ECLI:NL:CRVB:2004:AR8548
Centrale Raad van Beroep
- Hoger beroep
- R.C. Schoemaker
- G. van der Wiel
- H.G. Lubberdink
- Rechtspraak.nl
Schattingsmethodiek premieloon bij gebrek aan betrouwbare loonadministratie
In deze zaak, behandeld door de Centrale Raad van Beroep op 23 december 2004, staat de vraag centraal of de schatting van het premieloon door het Uitvoeringsinstituut werknemersverzekeringen (Uwv) terecht was, gezien het ontbreken van een deugdelijke en betrouwbare boekhouding bij appellante. Appellante, vertegenwoordigd door mr. T.J. Wolt, had hoger beroep ingesteld tegen een eerdere uitspraak van de rechtbank Amsterdam, waarin werd geoordeeld dat appellante niet of niet volledig had voldaan aan haar verplichtingen tot loonopgave over de jaren 1992 en 1993. De rechtbank had de conclusies van het Regionaal Interdisciplinair Fraudeteam (RIF) gevolgd, die op basis van looncontrolerapporten en verklaringen van (ex-)werknemers tot de conclusie kwamen dat de feitelijke loonbetalingen niet correct waren verantwoord.
De Raad oordeelde dat de verklaringen van de betrokkenen voldoende basis boden voor de conclusie dat de lonen niet juist of volledig aan gedaagde waren opgegeven. De Raad bevestigde dat het Uwv, gezien het ontbreken van betrouwbare loongegevens, gerechtigd was om de premies bij benadering vast te stellen. De Raad vond de schatting van het premieloon, die was gebaseerd op een rooster van 152 diensten per 12 weken, voldoende nauwkeurig en inzichtelijk. Ook het door het Uwv gehanteerde uitvalpercentage van 2% werd door de Raad als redelijk beschouwd, aangezien appellante geen bewijs had geleverd dat dit percentage onjuist was.

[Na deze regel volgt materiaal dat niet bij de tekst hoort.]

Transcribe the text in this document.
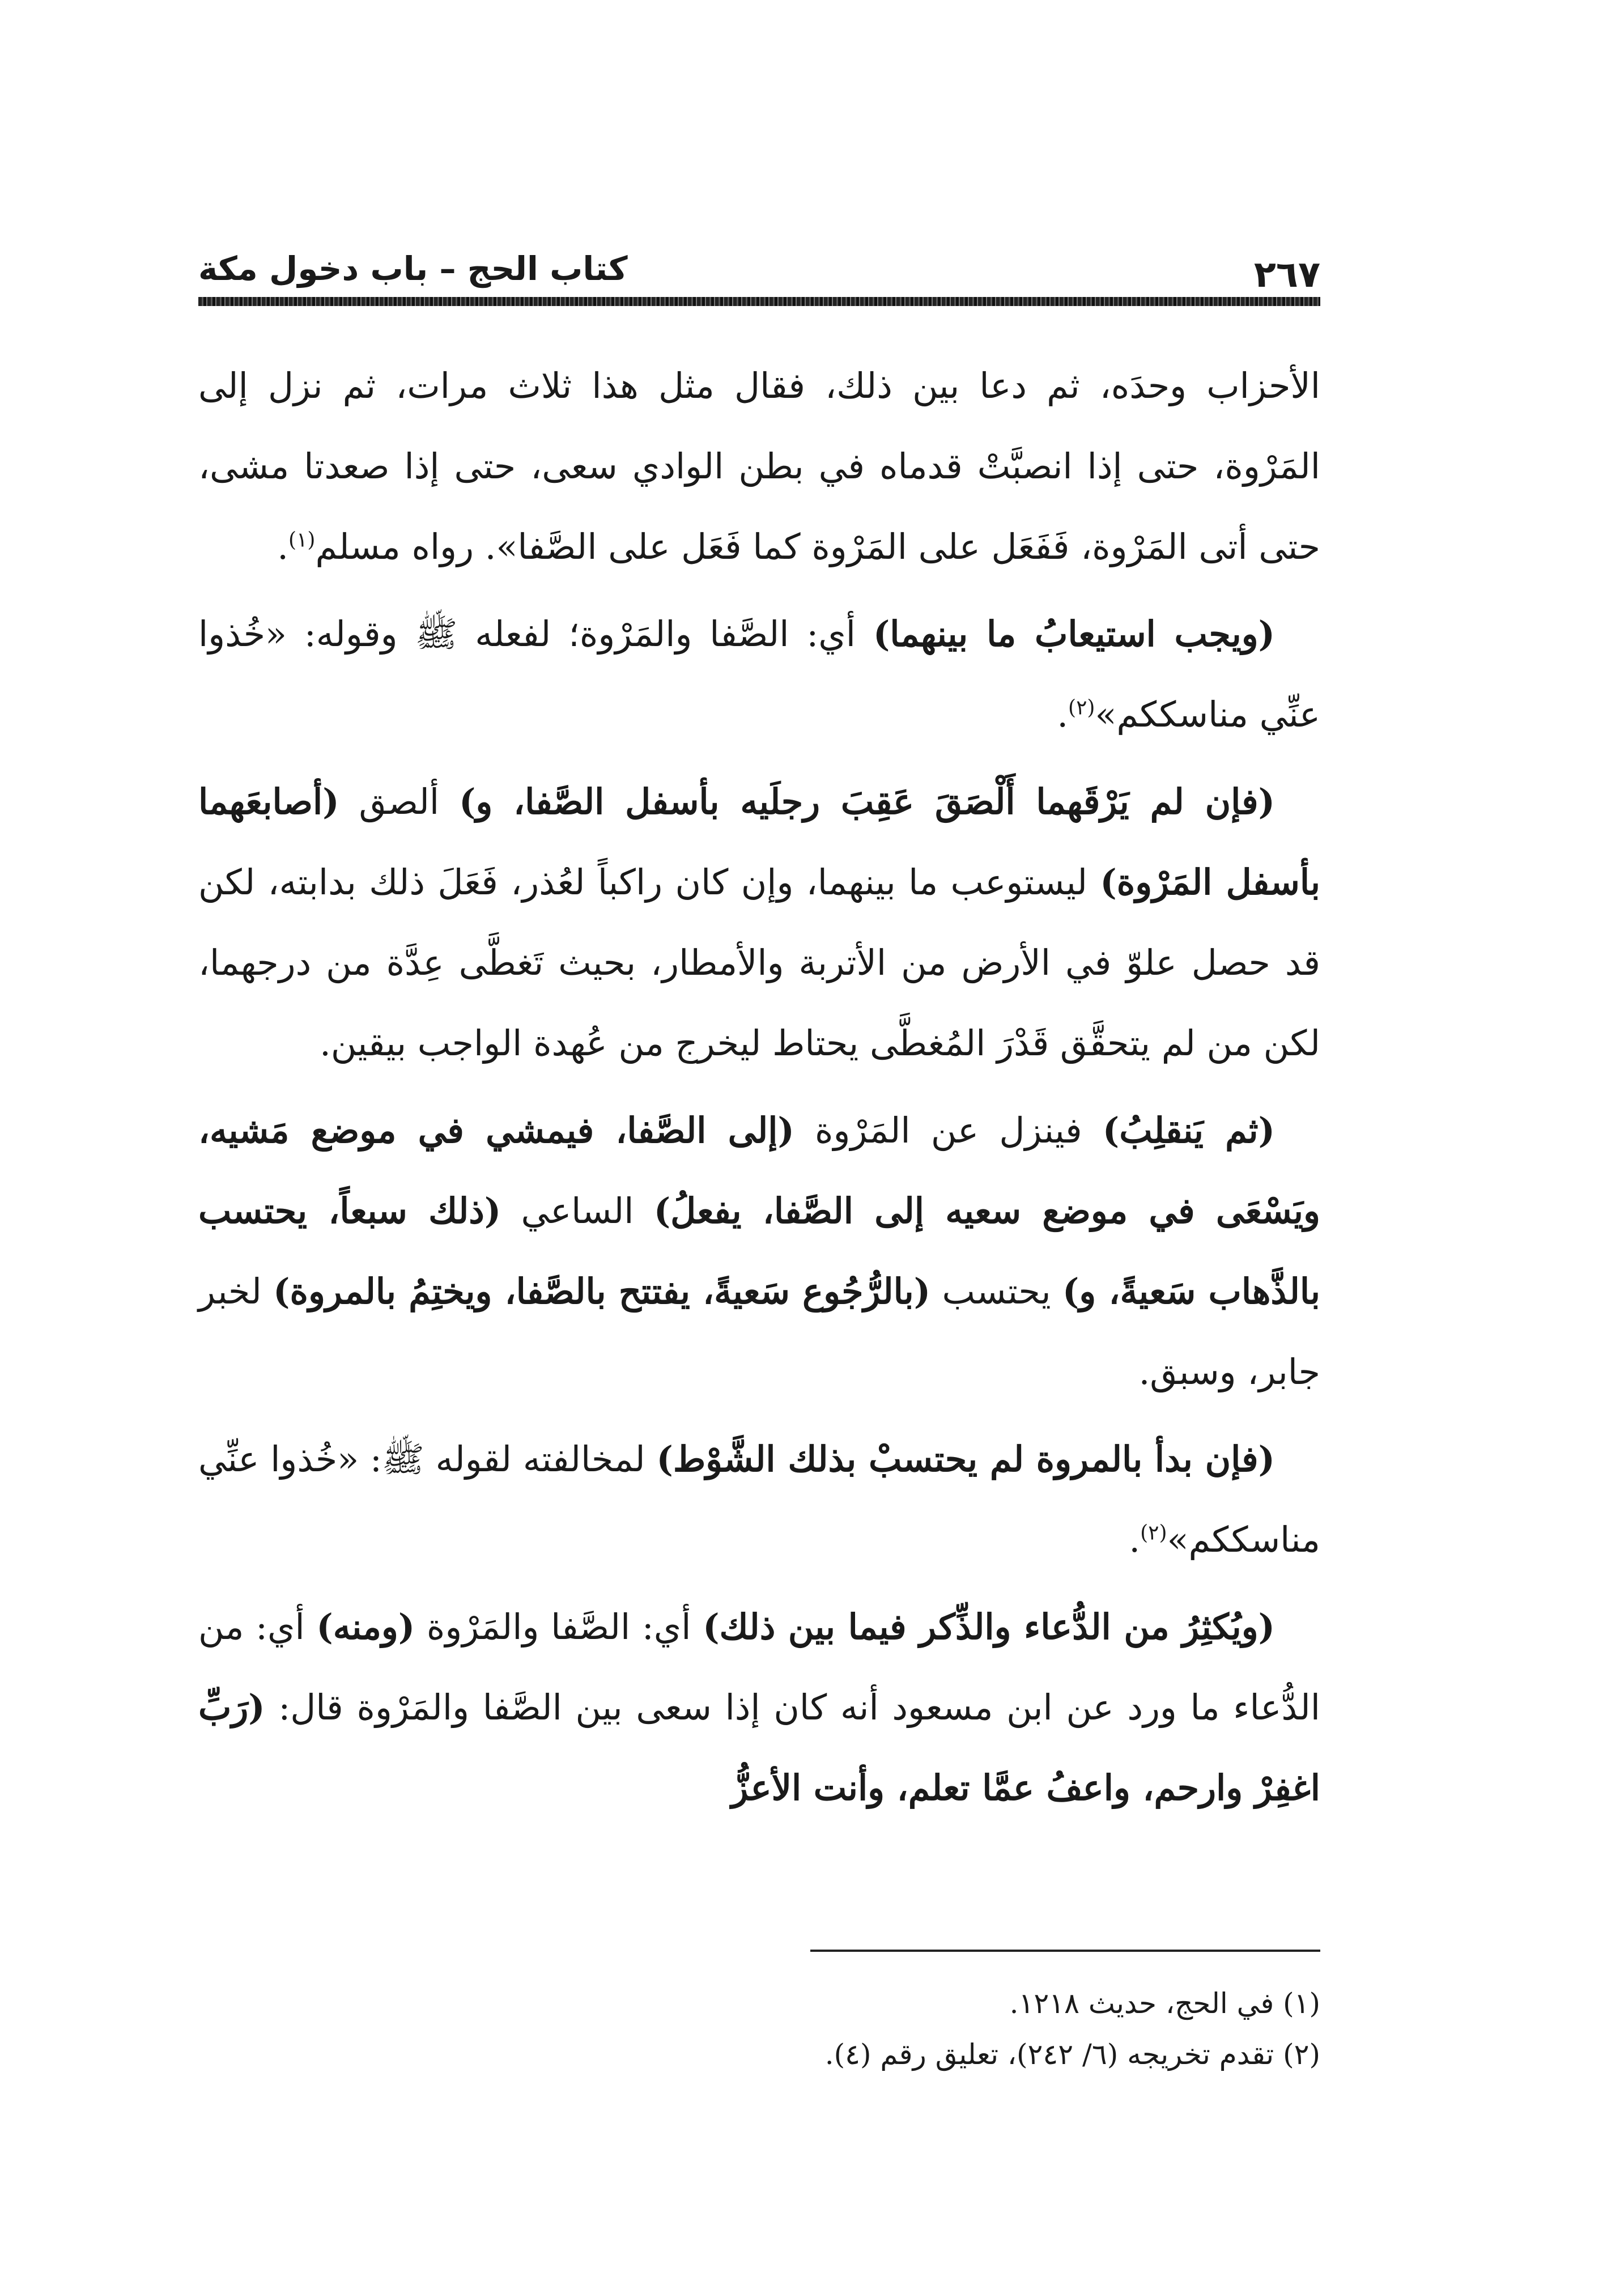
٢٦٧
كتاب الحج – باب دخول مكة

الأحزاب وحدَه، ثم دعا بين ذلك، فقال مثل هذا ثلاث مرات، ثم نزل إلى المَرْوة، حتى إذا انصبَّتْ قدماه في بطن الوادي سعى، حتى إذا صعدتا مشى، حتى أتى المَرْوة، فَفَعَل على المَرْوة كما فَعَل على الصَّفا». رواه مسلم$^{(١)}$.

(ويجب استيعابُ ما بينهما) أي: الصَّفا والمَرْوة؛ لفعله ﷺ وقوله: «خُذوا عنِّي مناسككم»$^{(٢)}$.

(فإن لم يَرْقَهما أَلْصَقَ عَقِبَ رجلَيه بأسفل الصَّفا، و) ألصق (أصابعَهما بأسفل المَرْوة) ليستوعب ما بينهما، وإن كان راكباً لعُذر، فَعَلَ ذلك بدابته، لكن قد حصل علوّ في الأرض من الأتربة والأمطار، بحيث تَغطَّى عِدَّة من درجهما، لكن من لم يتحقَّق قَدْرَ المُغطَّى يحتاط ليخرج من عُهدة الواجب بيقين.

(ثم يَنقلِبُ) فينزل عن المَرْوة (إلى الصَّفا، فيمشي في موضع مَشيه، ويَسْعَى في موضع سعيه إلى الصَّفا، يفعلُ) الساعي (ذلك سبعاً، يحتسب بالذَّهاب سَعيةً، و) يحتسب (بالرُّجُوع سَعيةً، يفتتح بالصَّفا، ويختِمُ بالمروة) لخبر جابر، وسبق.

(فإن بدأ بالمروة لم يحتسبْ بذلك الشَّوْط) لمخالفته لقوله ﷺ: «خُذوا عنِّي مناسككم»$^{(٢)}$.

(ويُكثِرُ من الدُّعاء والذِّكر فيما بين ذلك) أي: الصَّفا والمَرْوة (ومنه) أي: من الدُّعاء ما ورد عن ابن مسعود أنه كان إذا سعى بين الصَّفا والمَرْوة قال: (رَبِّ اغفِرْ وارحم، واعفُ عمَّا تعلم، وأنت الأعزُّ

(١) في الحج، حديث ١٢١٨.
(٢) تقدم تخريجه (٦/ ٢٤٢)، تعليق رقم (٤).
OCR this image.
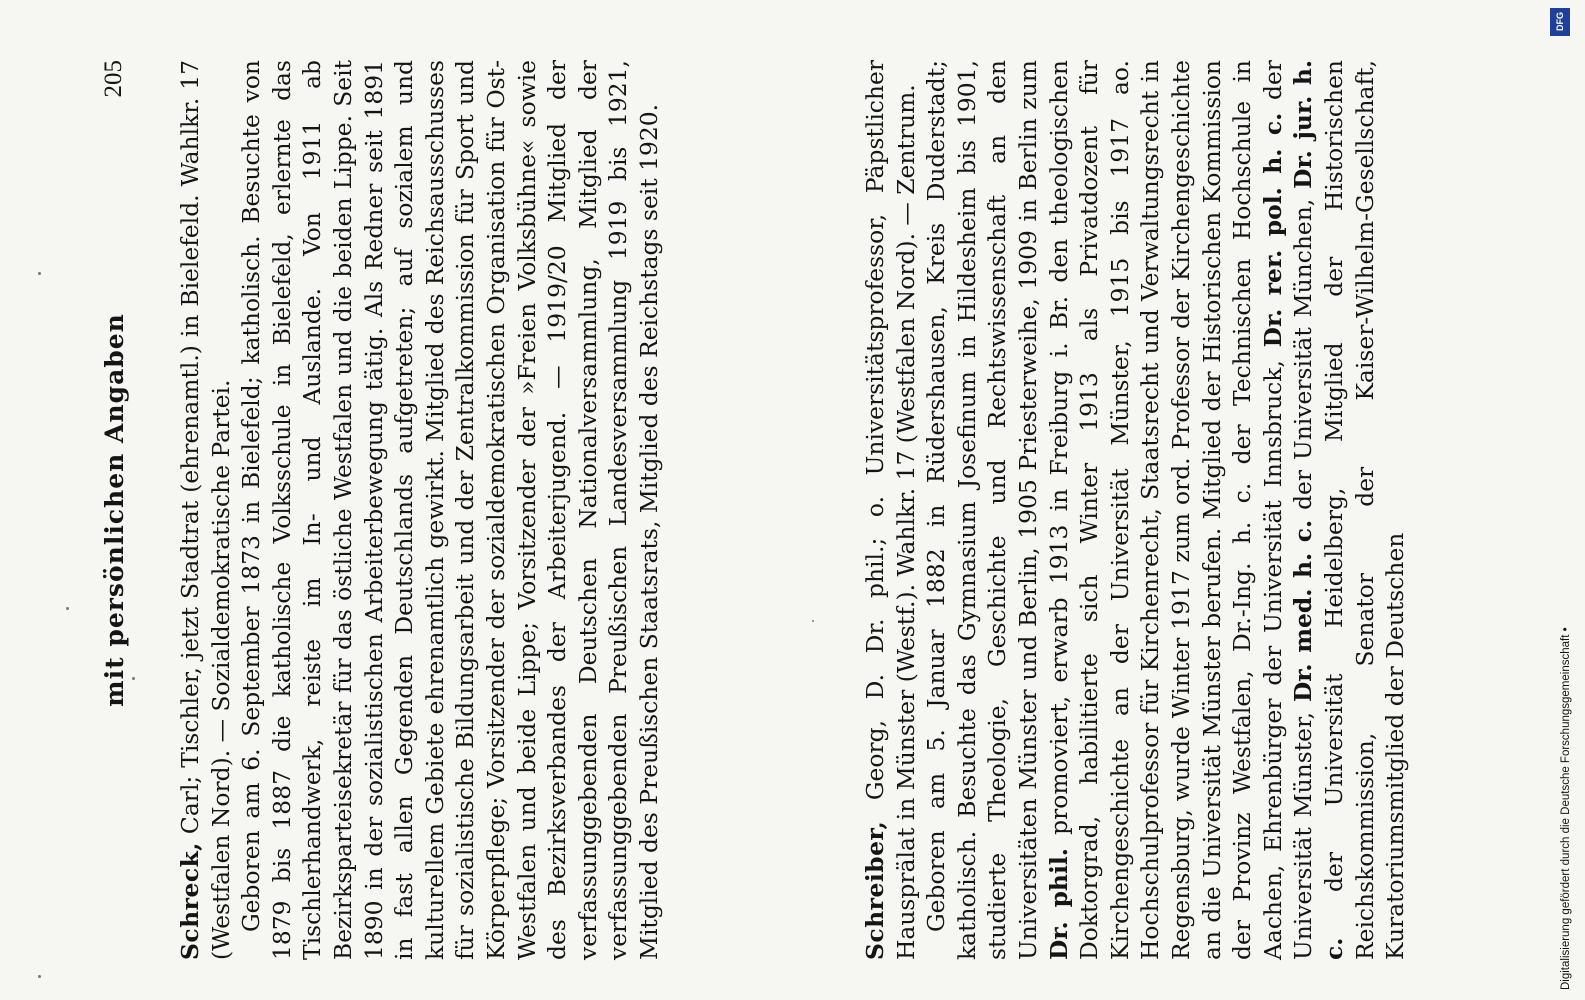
mit persönlichen Angaben
205

Schreck, Carl; Tischler, jetzt Stadtrat (ehrenamtl.) in Bielefeld. Wahlkr. 17 (Westfalen Nord). — Sozialdemokratische Partei. Geboren am 6. September 1873 in Bielefeld; katholisch. Besuchte von 1879 bis 1887 die katholische Volksschule in Bielefeld, erlernte das Tischlerhandwerk, reiste im In- und Auslande. Von 1911 ab Bezirksparteisekretär für das östliche Westfalen und die beiden Lippe. Seit 1890 in der sozialistischen Arbeiterbewegung tätig. Als Redner seit 1891 in fast allen Gegenden Deutschlands aufgetreten; auf sozialem und kulturellem Gebiete ehrenamtlich gewirkt. Mitglied des Reichsausschusses für sozialistische Bildungsarbeit und der Zentralkommission für Sport und Körperpflege; Vorsitzender der sozialdemokratischen Organisation für Ost-Westfalen und beide Lippe; Vorsitzender der »Freien Volksbühne« sowie des Bezirksverbandes der Arbeiterjugend. — 1919/20 Mitglied der verfassunggebenden Deutschen Nationalversammlung, Mitglied der verfassunggebenden Preußischen Landesversammlung 1919 bis 1921, Mitglied des Preußischen Staatsrats, Mitglied des Reichstags seit 1920.	Schreiber, Georg, D. Dr. phil.; o. Universitätsprofessor, Päpstlicher Hausprälat in Münster (Westf.). Wahlkr. 17 (Westfalen Nord). — Zentrum. Geboren am 5. Januar 1882 in Rüdershausen, Kreis Duderstadt; katholisch. Besuchte das Gymnasium Josefinum in Hildesheim bis 1901, studierte Theologie, Geschichte und Rechtswissenschaft an den Universitäten Münster und Berlin, 1905 Priesterweihe, 1909 in Berlin zum Dr. phil. promoviert, erwarb 1913 in Freiburg i. Br. den theologischen Doktorgrad, habilitierte sich Winter 1913 als Privatdozent für Kirchengeschichte an der Universität Münster, 1915 bis 1917 ao. Hochschulprofessor für Kirchenrecht, Staatsrecht und Verwaltungsrecht in Regensburg, wurde Winter 1917 zum ord. Professor der Kirchengeschichte an die Universität Münster berufen. Mitglied der Historischen Kommission der Provinz Westfalen, Dr.-Ing. h. c. der Technischen Hochschule in Aachen, Ehrenbürger der Universität Innsbruck, Dr. rer. pol. h. c. der Universität Münster, Dr. med. h. c. der Universität München, Dr. jur. h. c. der Universität Heidelberg, Mitglied der Historischen Reichskommission, Senator der Kaiser-Wilhelm-Gesellschaft, Kuratoriumsmitglied der Deutschen	Digitalisierung gefördert durch die Deutsche Forschungsgemeinschaft •
DFG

De Centrale Raad van Beroep bevestigde de eerdere uitspraak van de rechtbank en oordeelde dat de correctienota's konden worden gehandhaafd. De Raad zag geen aanleiding voor een veroordeling in proceskosten. Deze uitspraak benadrukt het belang van een deugdelijke loonadministratie en de gevolgen van het ontbreken daarvan voor de vaststelling van premielonen.